É a sul de Benavente, na imensa planície que une o Ribatejo ao Alentejo, que se situa esta casa. Estamos em plena herdade de Santo Estêvão, antiga propriedade agrária agora convertida num condomínio privado.
Uma vez ultrapassada a portaria que assinala a entrada do empreendimento, surgem várias moradias, algumas envoltas em vegetação, outras rodeadas pelas obras e arruamentos em curso. Todas, invariavelmente, construídas segundo parâmetros convencionais. E é com os olhos ainda viciados numa arquitectura corrente que surge, já na recta final da herdade, esta casa improvável. Tem a configuração de um paralelepípedo, sendo que qualquer olhar menos atento a pode tomar por uma estrutura destinada a fins não habitacionais um bar, um restaurante, um ginásio? A estrutura é muito simples e linear, assemelhando-se, caso estores e janelas estejam fechados, a uma caixa. O telhado não existe, tendo sido substituído por uma cobertura plana (com seixo rolado e que será relvada numa fase posterior) de forma a acentuar a horizontalidade da construção. O formato dos vãos também reforça essa horizontalidade, dado serem significativamente mais rasgados do que é habitual. Ainda no exterior, o acabamento em reboco foi preterido em favor de painéis de madeira. Até a entrada principal é insólita: processando-se através de um dos alçados laterais e não da fachada principal.
No interior também predominam materiais inusitados: o pavimento da sala, cozinha, escritório e casas de banho é de betão (com 5% de pigmento preto) com tratamento em cerca acrílica. Nos quartos, e para evitar a frieza do betão, optou-se por madeira de bétula, mais intimista.

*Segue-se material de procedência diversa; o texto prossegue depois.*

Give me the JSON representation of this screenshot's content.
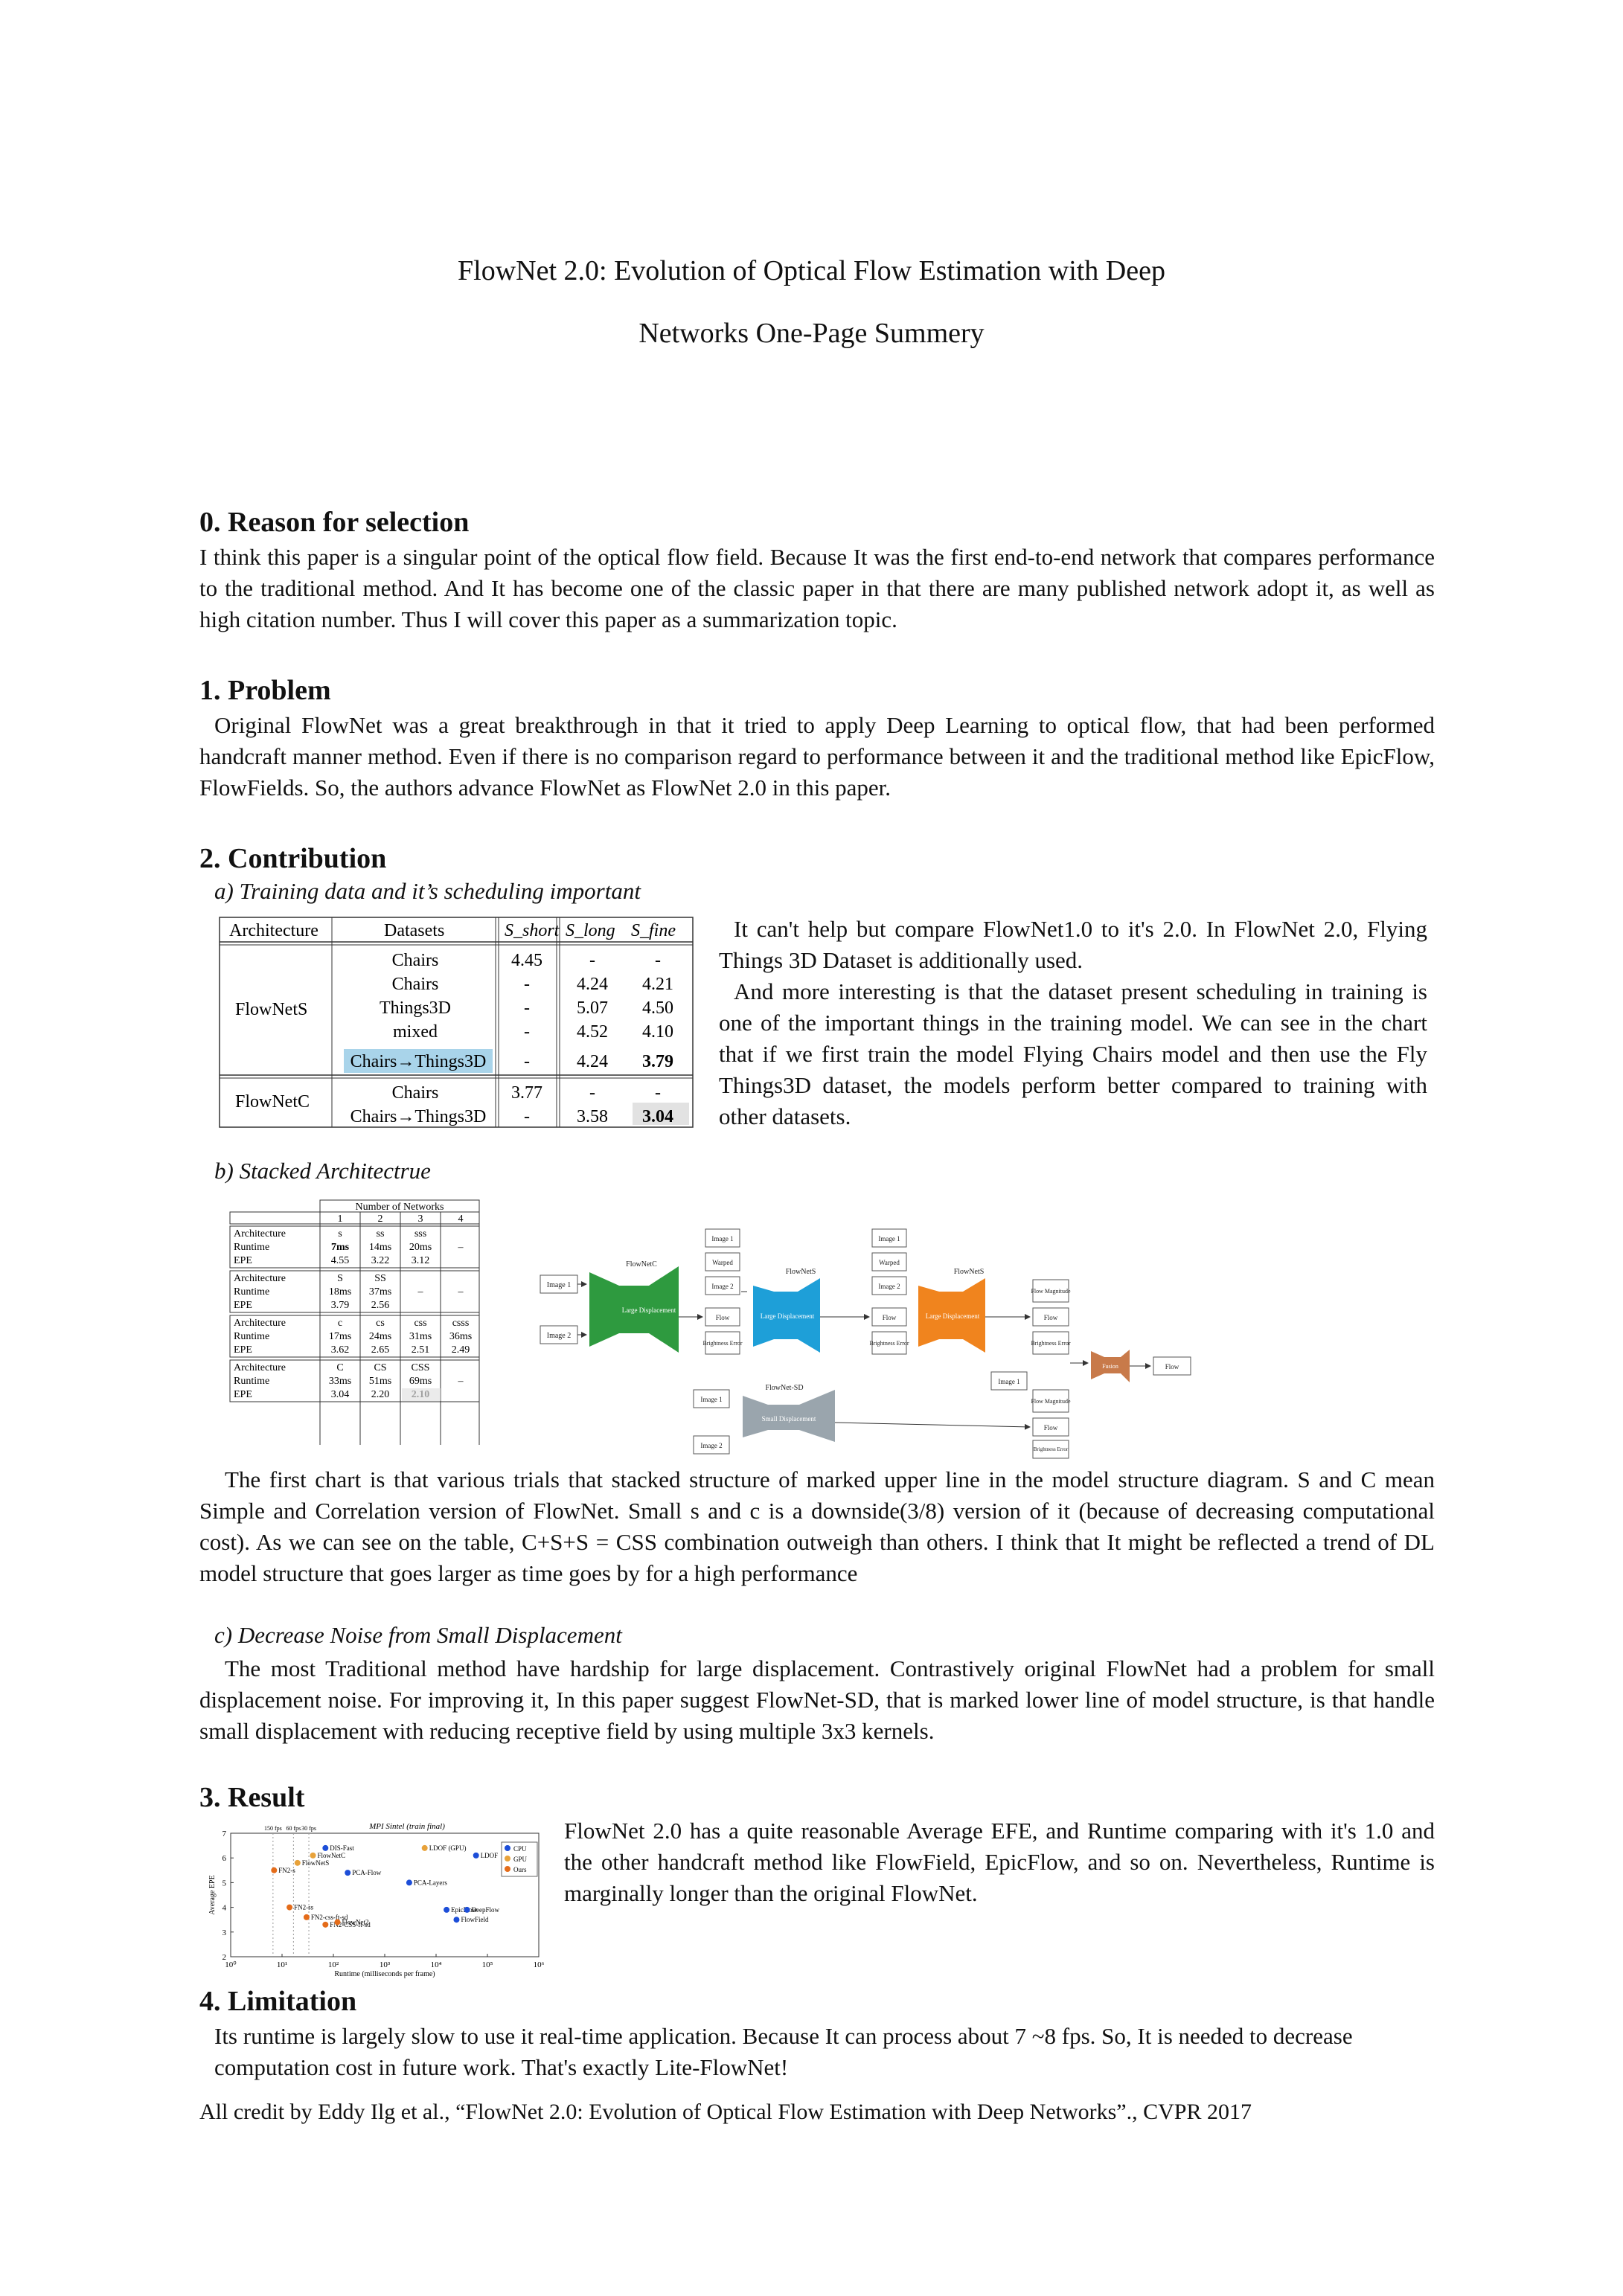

A arquitectura depurada que se visualiza no exterior encontra paralelo num interior despoluído de adornos: eliminaram-se rodapés, frisos e aduelas. As clarabóias das casas de banho têm a forma de um rectângulo, numa evocação ao desenho da casa e o mesmo acontece com os lavatórios. Tudo é recto, sem remates decorativos. Betina Gameiro, proprietária, recorda os pressupostos apresentados aos arquitectos Pedro Matos Gameiro e Carlos Crespo, autores do projecto: ‘Pedimos-lhes uma casa térrea, cheia de luz, fácil de habitar, de vivência directa, isto é, sem corredores e divisões labirínticas.’ Ao todo, a moradia conta com 250 metros quadrados, inseridos num lote de mil. A sala funciona como núcleo central (uma espécie de pátio interior) pois qualquer percurso que se faça obriga à passagem por esta divisão, situada a meio da casa e que vai da fachada principal à retaguarda.
‘Do meu quarto para o dos meus filhos tenho de passar pela sala’, exemplifica a proprietária que elege esta divisão como a preferida. É no sofá, com os estores eléctricos completamente recolhidos que costuma apreciar, através das amplas vidraças, o crepúsculo e o acender das luzes que iluminam as árvores do jardim: à sua frente um enorme carvalho, atrás um ácer japónico. Algumas velas e candeeiros a meia-luz compõem um cenário que Betina considera ‘quase místico’. É então que lhe surge a inspiração para pintar. Neste momento, a casa funciona como galeria de exposição para algumas das suas telas, sobretudo as de timbre Pop.